Multidrug/Transplant Protocol for High-Risk Smoldering Myeloma
Posted: Wednesday, April 22, 2020
Using the word “cure” as synonymous with “sustained minimal residual disease (MRD) negativity at 5 years after high-dose therapy–autologous stem cell transplantation (HDT-ASCT),” a team led by Maria-Victoria Mateos, MD, PhD, of the University of Salamanca, Spain has published in the journal Blood the results to date of their ongoing phase II, single-arm study of a specific drug/transplant protocol in high-risk smoldering myeloma.
“Our aim was to increase the MRD-negative rate from 34% (reported in newly diagnosed patients with multiple myeloma after bortezomib, thalidomide, and dexamethasone and ASCT) to at least 50%,” explained Dr. Mateos and colleagues. The primary endpoint was evaluation of the MRD-negative rate by next-generation flow cytometry after induction therapy and ASCT.
A total of 90 patients with smoldering myeloma, all transplant candidates up to age 70 who were considered to be at high risk of progression to active multiple myeloma, were recruited between June 2015 and June 2017; 11 discontinued for various reasons early on. As of February 2019, at a median follow-up of 32 months, 93% of patients remained alive and free of disease progression. Of the original 90 patients, 32% had “at least one of the new biomarkers predicting imminent risk of progression to multiple myeloma,” noted the researchers. However, “56% of the patients who completed induction and HDT-ASCT achieved MRD negativity,” which met the team’s stated aim.

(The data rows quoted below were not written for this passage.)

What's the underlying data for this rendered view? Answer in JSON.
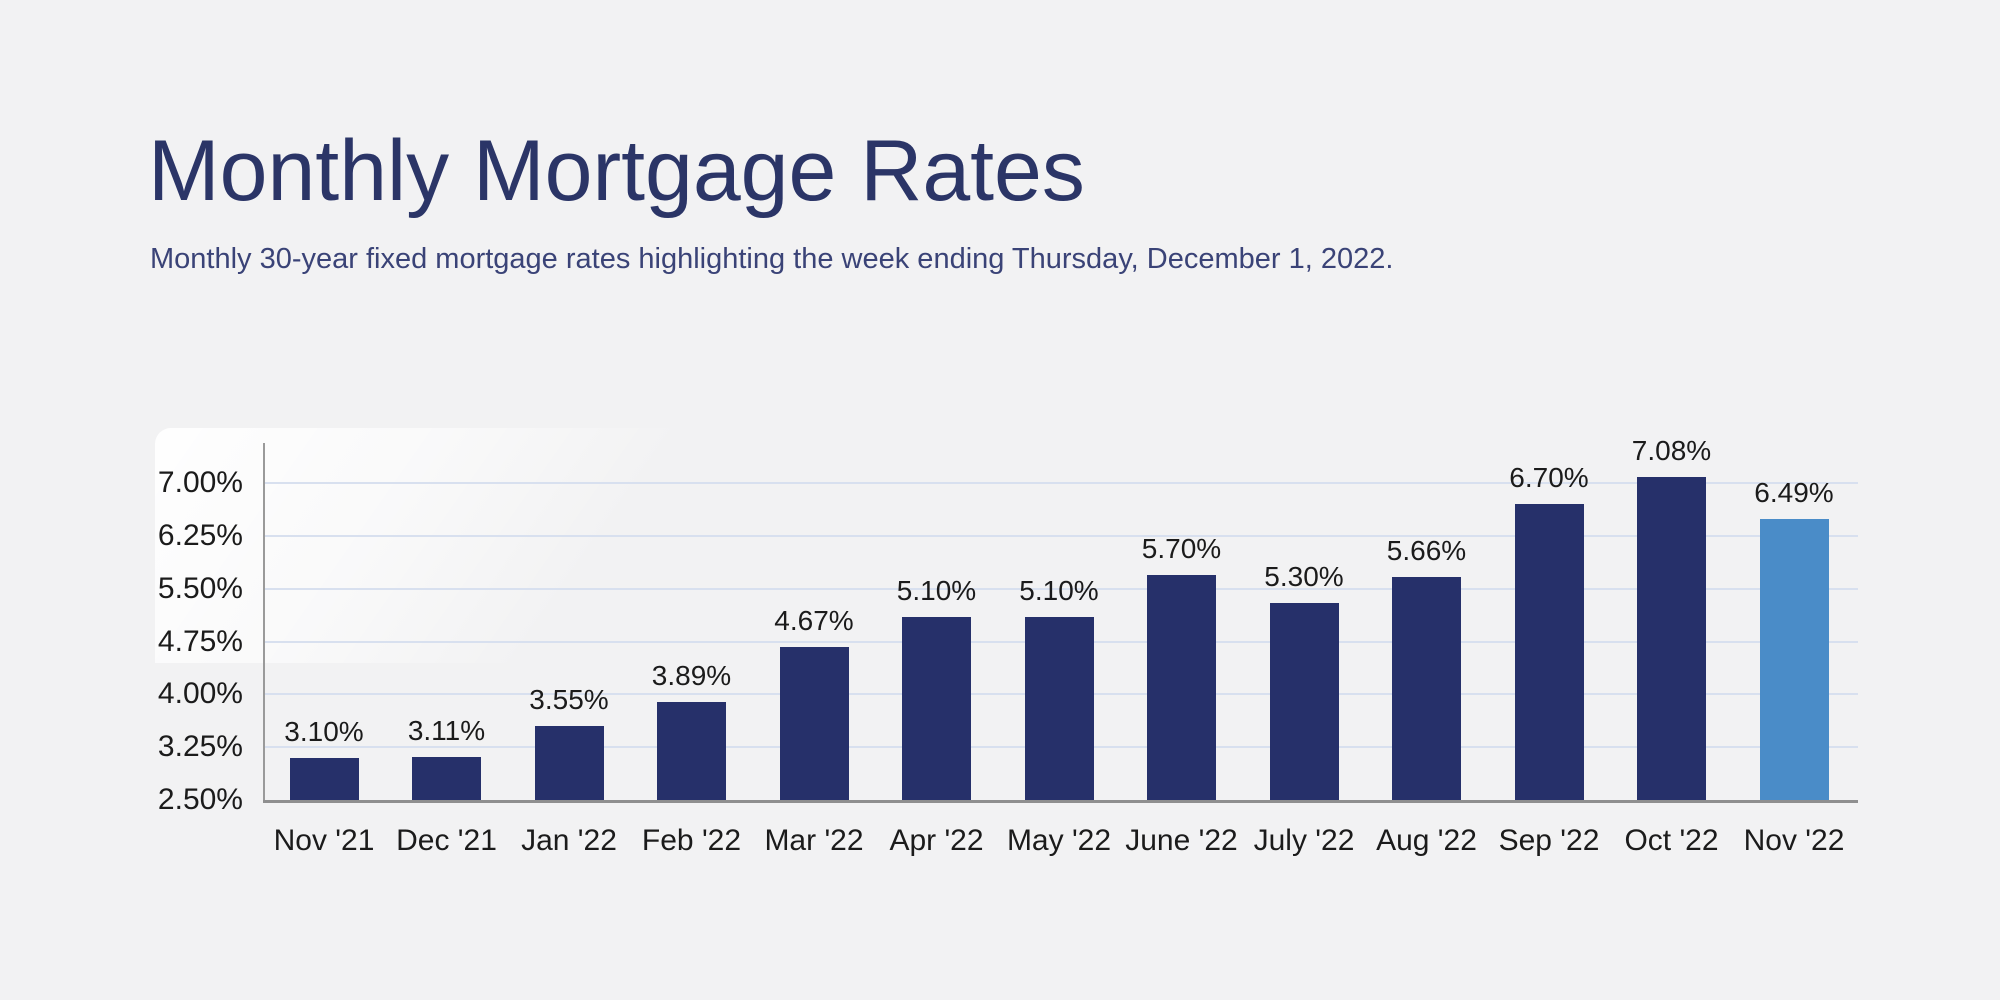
{
  "page": {
    "background_color": "#f2f2f3"
  },
  "header": {
    "title": "Monthly Mortgage Rates",
    "subtitle": "Monthly 30-year fixed mortgage rates highlighting the week ending Thursday, December 1, 2022."
  },
  "colors": {
    "title_text": "#2b3567",
    "subtitle_text": "#3a4377",
    "bar_navy": "#26306a",
    "bar_highlight_blue": "#4a8cc8",
    "gridline": "#d8e0ef",
    "axis_line": "#8f8f8f",
    "label_text": "#1b1b1b"
  },
  "chart_data": {
    "type": "bar",
    "title": "Monthly Mortgage Rates",
    "subtitle": "Monthly 30-year fixed mortgage rates highlighting the week ending Thursday, December 1, 2022.",
    "xlabel": "",
    "ylabel": "",
    "categories": [
      "Nov '21",
      "Dec '21",
      "Jan '22",
      "Feb '22",
      "Mar '22",
      "Apr '22",
      "May '22",
      "June '22",
      "July '22",
      "Aug '22",
      "Sep '22",
      "Oct '22",
      "Nov '22"
    ],
    "values": [
      3.1,
      3.11,
      3.55,
      3.89,
      4.67,
      5.1,
      5.1,
      5.7,
      5.3,
      5.66,
      6.7,
      7.08,
      6.49
    ],
    "value_labels": [
      "3.10%",
      "3.11%",
      "3.55%",
      "3.89%",
      "4.67%",
      "5.10%",
      "5.10%",
      "5.70%",
      "5.30%",
      "5.66%",
      "6.70%",
      "7.08%",
      "6.49%"
    ],
    "highlight_index": 12,
    "y_ticks": [
      {
        "value": 7.0,
        "label": "7.00%"
      },
      {
        "value": 6.25,
        "label": "6.25%"
      },
      {
        "value": 5.5,
        "label": "5.50%"
      },
      {
        "value": 4.75,
        "label": "4.75%"
      },
      {
        "value": 4.0,
        "label": "4.00%"
      },
      {
        "value": 3.25,
        "label": "3.25%"
      },
      {
        "value": 2.5,
        "label": "2.50%"
      }
    ],
    "ylim": [
      2.5,
      7.0
    ],
    "grid": true,
    "legend": false,
    "bar_color": "#26306a",
    "highlight_bar_color": "#4a8cc8"
  }
}
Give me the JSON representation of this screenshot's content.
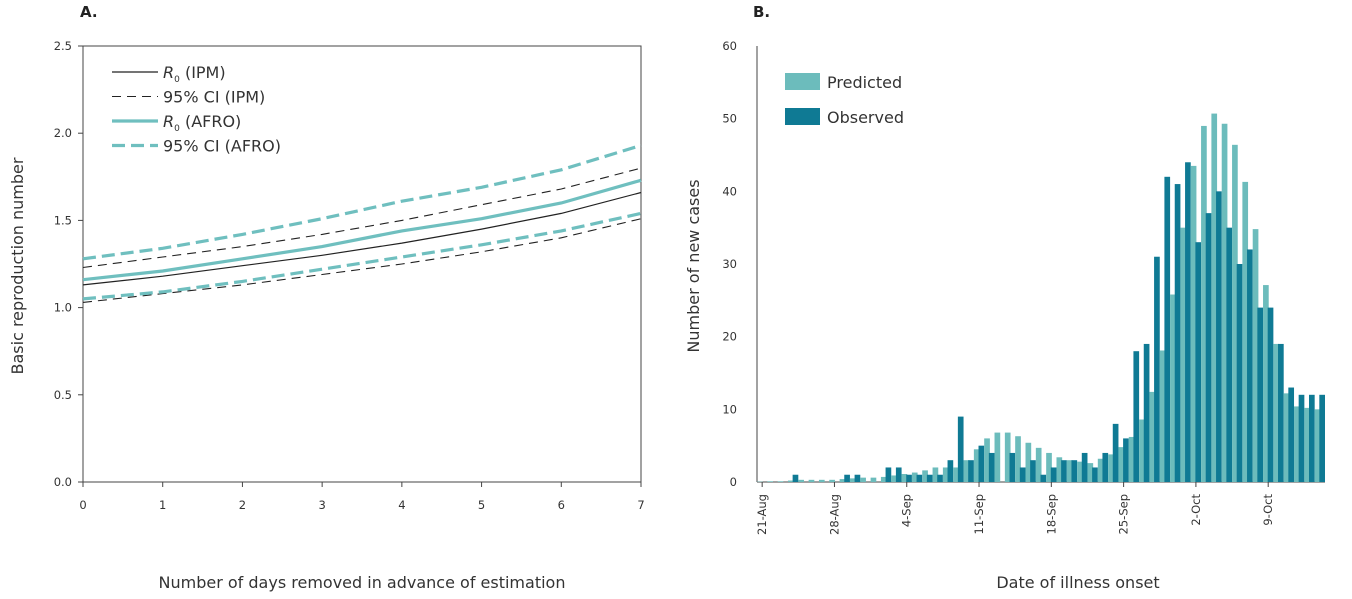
{
  "chart_data": [
    {
      "panel": "A.",
      "type": "line",
      "xlabel": "Number of days removed in advance of estimation",
      "ylabel": "Basic reproduction number",
      "x": [
        0,
        1,
        2,
        3,
        4,
        5,
        6,
        7
      ],
      "xticks": [
        "0",
        "1",
        "2",
        "3",
        "4",
        "5",
        "6",
        "7"
      ],
      "yticks": [
        "0.0",
        "0.5",
        "1.0",
        "1.5",
        "2.0",
        "2.5"
      ],
      "ylim": [
        0,
        2.5
      ],
      "xlim": [
        0,
        7
      ],
      "grid": false,
      "legend_position": "top-left",
      "series": [
        {
          "name": "R₀ (IPM)",
          "legend_symbol": "R",
          "legend_subscript": "0",
          "legend_suffix": "(IPM)",
          "style": "solid-thin",
          "color": "#222222",
          "values": [
            1.13,
            1.18,
            1.24,
            1.3,
            1.37,
            1.45,
            1.54,
            1.66
          ]
        },
        {
          "name": "95% CI (IPM) upper",
          "legend_label": "95% CI (IPM)",
          "style": "dashed-thin",
          "color": "#222222",
          "show_in_legend": true,
          "values": [
            1.23,
            1.29,
            1.35,
            1.42,
            1.5,
            1.59,
            1.68,
            1.8
          ]
        },
        {
          "name": "95% CI (IPM) lower",
          "style": "dashed-thin",
          "color": "#222222",
          "show_in_legend": false,
          "values": [
            1.03,
            1.08,
            1.13,
            1.19,
            1.25,
            1.32,
            1.4,
            1.51
          ]
        },
        {
          "name": "R₀ (AFRO)",
          "legend_symbol": "R",
          "legend_subscript": "0",
          "legend_suffix": "(AFRO)",
          "style": "solid-thick",
          "color": "#6fbfbf",
          "values": [
            1.16,
            1.21,
            1.28,
            1.35,
            1.44,
            1.51,
            1.6,
            1.73
          ]
        },
        {
          "name": "95% CI (AFRO) upper",
          "legend_label": "95% CI (AFRO)",
          "style": "dashed-thick",
          "color": "#6fbfbf",
          "show_in_legend": true,
          "values": [
            1.28,
            1.34,
            1.42,
            1.51,
            1.61,
            1.69,
            1.79,
            1.93
          ]
        },
        {
          "name": "95% CI (AFRO) lower",
          "style": "dashed-thick",
          "color": "#6fbfbf",
          "show_in_legend": false,
          "values": [
            1.05,
            1.09,
            1.15,
            1.22,
            1.29,
            1.36,
            1.44,
            1.54
          ]
        }
      ]
    },
    {
      "panel": "B.",
      "type": "bar",
      "xlabel": "Date of illness onset",
      "ylabel": "Number of new cases",
      "ylim": [
        0,
        60
      ],
      "yticks": [
        "0",
        "10",
        "20",
        "30",
        "40",
        "50",
        "60"
      ],
      "xticks": [
        "21-Aug",
        "28-Aug",
        "4-Sep",
        "11-Sep",
        "18-Sep",
        "25-Sep",
        "2-Oct",
        "9-Oct"
      ],
      "x_start": "21-Aug",
      "days": 55,
      "grid": false,
      "legend_position": "top-left",
      "colors": {
        "Predicted": "#6cbcbc",
        "Observed": "#0f7a94"
      },
      "series": [
        {
          "name": "Predicted",
          "color": "#6cbcbc",
          "values": [
            0.05,
            0.1,
            0.1,
            0.2,
            0.3,
            0.3,
            0.3,
            0.3,
            0.4,
            0.5,
            0.6,
            0.6,
            0.7,
            0.9,
            1.1,
            1.3,
            1.6,
            2.0,
            2.0,
            2.0,
            3.0,
            4.5,
            6.0,
            6.8,
            6.8,
            6.3,
            5.4,
            4.7,
            4.0,
            3.4,
            3.0,
            2.8,
            2.6,
            3.2,
            3.8,
            4.8,
            6.2,
            8.6,
            12.4,
            18.1,
            25.8,
            35.0,
            43.5,
            49.0,
            50.7,
            49.3,
            46.4,
            41.3,
            34.8,
            27.1,
            19.0,
            12.2,
            10.4,
            10.2,
            10.0
          ]
        },
        {
          "name": "Observed",
          "color": "#0f7a94",
          "values": [
            0,
            0,
            0,
            1,
            0,
            0,
            0,
            0,
            1,
            1,
            0,
            0,
            2,
            2,
            1,
            1,
            1,
            1,
            3,
            9,
            3,
            5,
            4,
            0,
            4,
            2,
            3,
            1,
            2,
            3,
            3,
            4,
            2,
            4,
            8,
            6,
            18,
            19,
            31,
            42,
            41,
            44,
            33,
            37,
            40,
            35,
            30,
            32,
            24,
            24,
            19,
            13,
            12,
            12,
            12
          ]
        }
      ]
    }
  ]
}
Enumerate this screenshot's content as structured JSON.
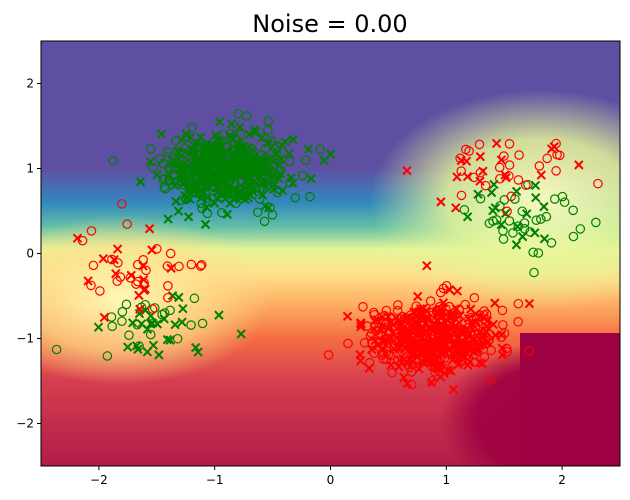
{
  "chart_data": {
    "type": "scatter",
    "title": "Noise = 0.00",
    "xlabel": "",
    "ylabel": "",
    "xlim": [
      -2.5,
      2.5
    ],
    "ylim": [
      -2.5,
      2.5
    ],
    "xticks": [
      -2,
      -1,
      0,
      1,
      2
    ],
    "yticks": [
      -2,
      -1,
      0,
      1,
      2
    ],
    "xtick_labels": [
      "−2",
      "−1",
      "0",
      "1",
      "2"
    ],
    "ytick_labels": [
      "−2",
      "−1",
      "0",
      "1",
      "2"
    ],
    "grid": false,
    "background": "decision-boundary contour, Spectral colormap (purple/blue top-left, yellow middle band, red/crimson bottom)",
    "colors": {
      "green": "#008000",
      "red": "#ff0000"
    },
    "markers": {
      "circle": "open circle (o)",
      "cross": "x"
    },
    "clusters": [
      {
        "center": [
          -0.9,
          1.0
        ],
        "spread": [
          0.28,
          0.22
        ],
        "count": 500,
        "color": "green",
        "comment": "dense upper-left cluster, mixed o and x"
      },
      {
        "center": [
          0.9,
          -1.0
        ],
        "spread": [
          0.28,
          0.22
        ],
        "count": 500,
        "color": "red",
        "comment": "dense lower-right cluster, mixed o and x"
      },
      {
        "center": [
          -1.5,
          -0.8
        ],
        "spread": [
          0.25,
          0.2
        ],
        "count": 50,
        "color": "green",
        "comment": "sparse lower-left green group"
      },
      {
        "center": [
          -1.7,
          -0.2
        ],
        "spread": [
          0.3,
          0.25
        ],
        "count": 45,
        "color": "red",
        "comment": "sparse lower-left red group"
      },
      {
        "center": [
          1.6,
          0.45
        ],
        "spread": [
          0.28,
          0.22
        ],
        "count": 50,
        "color": "green",
        "comment": "sparse upper-right green group"
      },
      {
        "center": [
          1.5,
          1.0
        ],
        "spread": [
          0.3,
          0.22
        ],
        "count": 45,
        "color": "red",
        "comment": "sparse upper-right red group"
      }
    ]
  }
}
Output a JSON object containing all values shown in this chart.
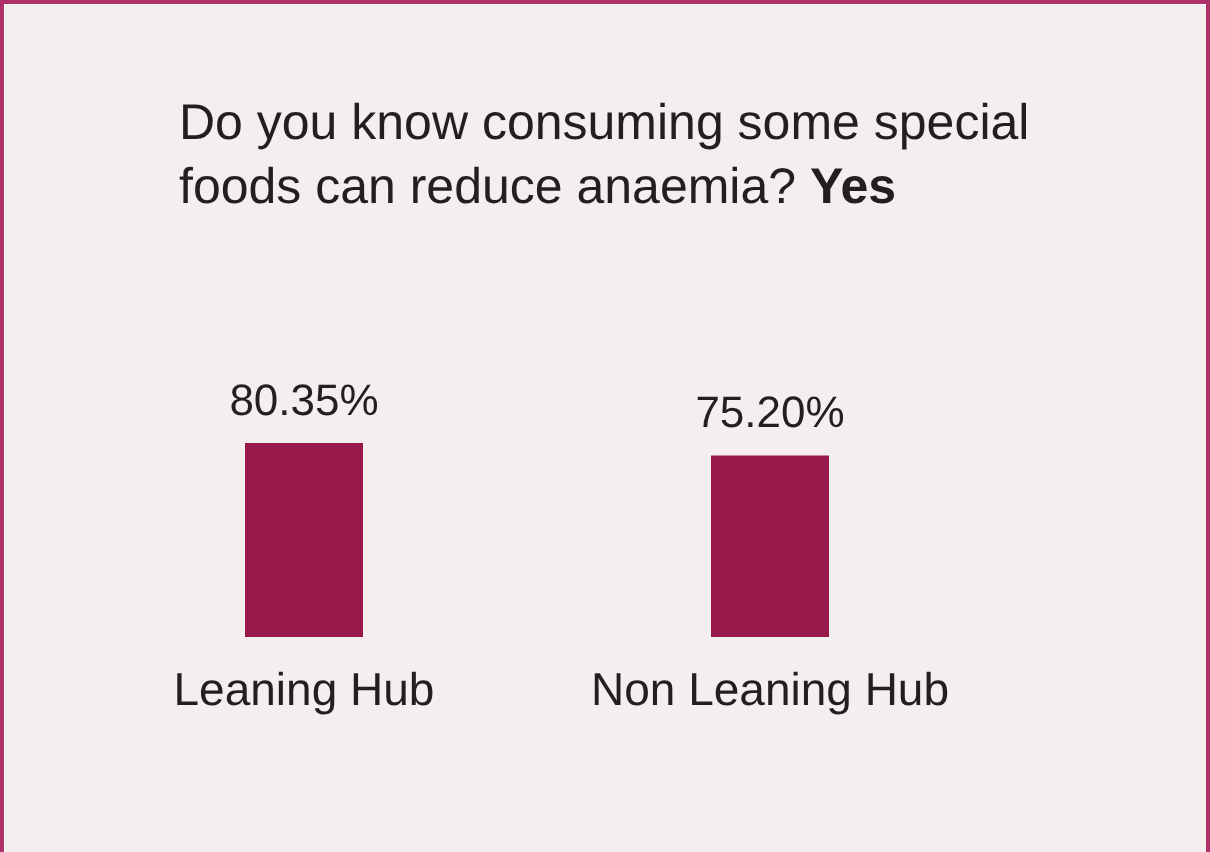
{
  "chart_data": {
    "type": "bar",
    "title": "Do you know consuming some special foods can reduce anaemia? Yes",
    "categories": [
      "Leaning Hub",
      "Non Leaning Hub"
    ],
    "values": [
      80.35,
      75.2
    ],
    "color": "#99194b",
    "value_labels": [
      "80.35%",
      "75.20%"
    ]
  }
}
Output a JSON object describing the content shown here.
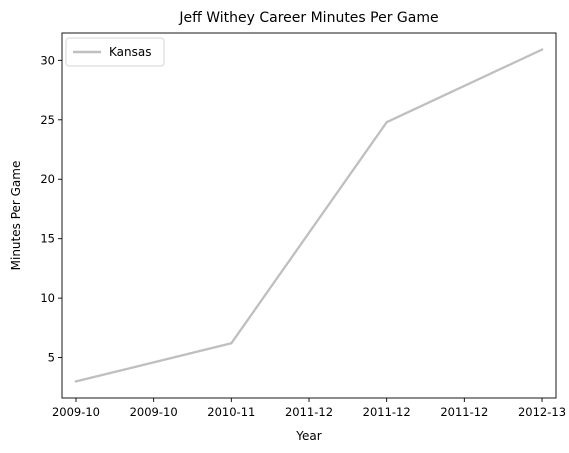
{
  "chart_data": {
    "type": "line",
    "title": "Jeff Withey Career Minutes Per Game",
    "xlabel": "Year",
    "ylabel": "Minutes Per Game",
    "x_tick_labels": [
      "2009-10",
      "2009-10",
      "2010-11",
      "2011-12",
      "2011-12",
      "2011-12",
      "2012-13"
    ],
    "x_positions": [
      0,
      1,
      2,
      3,
      4,
      5,
      6
    ],
    "y_ticks": [
      5,
      10,
      15,
      20,
      25,
      30
    ],
    "xlim": [
      -0.18,
      6.18
    ],
    "ylim": [
      1.6,
      32.3
    ],
    "grid": false,
    "legend": {
      "placement": "top-left",
      "entries": [
        "Kansas"
      ]
    },
    "series": [
      {
        "name": "Kansas",
        "color": "#bfbfbf",
        "points": [
          {
            "x": 0,
            "label": "2009-10",
            "y": 3.0
          },
          {
            "x": 2,
            "label": "2010-11",
            "y": 6.2
          },
          {
            "x": 4,
            "label": "2011-12",
            "y": 24.8
          },
          {
            "x": 6,
            "label": "2012-13",
            "y": 30.9
          }
        ]
      }
    ]
  }
}
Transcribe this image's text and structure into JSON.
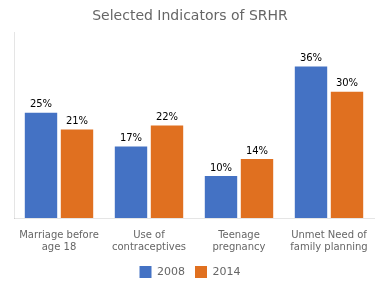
{
  "chart_data": {
    "type": "bar",
    "title": "Selected Indicators of SRHR",
    "categories": [
      "Marriage before\nage 18",
      "Use of\ncontraceptives",
      "Teenage\npregnancy",
      "Unmet Need of\nfamily planning"
    ],
    "series": [
      {
        "name": "2008",
        "color": "#4472C4",
        "values": [
          25,
          17,
          10,
          36
        ],
        "value_labels": [
          "25%",
          "17%",
          "10%",
          "36%"
        ]
      },
      {
        "name": "2014",
        "color": "#E07020",
        "values": [
          21,
          22,
          14,
          30
        ],
        "value_labels": [
          "21%",
          "22%",
          "14%",
          "30%"
        ]
      }
    ],
    "ylim": [
      0,
      44
    ],
    "grid": false,
    "legend": "bottom",
    "data_labels": true,
    "tick_labels": "x"
  }
}
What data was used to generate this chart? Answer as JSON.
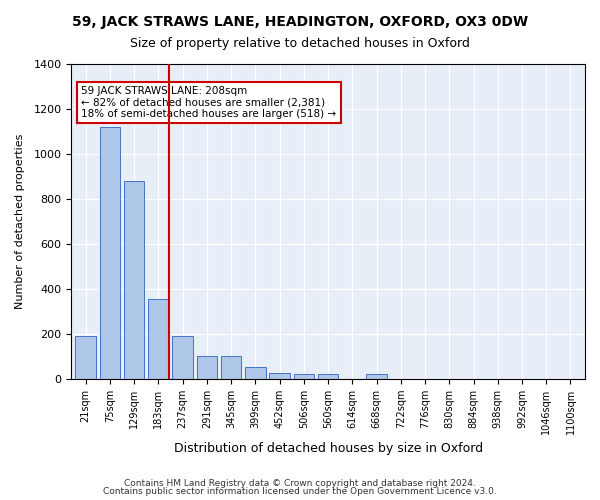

Induction therapy consisted of six 4-week cycles of carfilzomib, lenalidomide, and dexamethasone (KRd). “Melphalan, followed by ASCT, was given as intensification therapy,” described Dr. Mateos and co-investigators. This was followed by two KRd consolidation cycles and then, for up to 2 years, by maintenance therapy with lenalidomide/dexamethasone.
At various points, relatively small numbers of patients developed grade 3 or 4 toxicities. They included neutropenia, thrombocytopenia, infections, skin rash, and hypertension.
Disclosure: The study authors’ disclosure information can be found at ashpublications.org.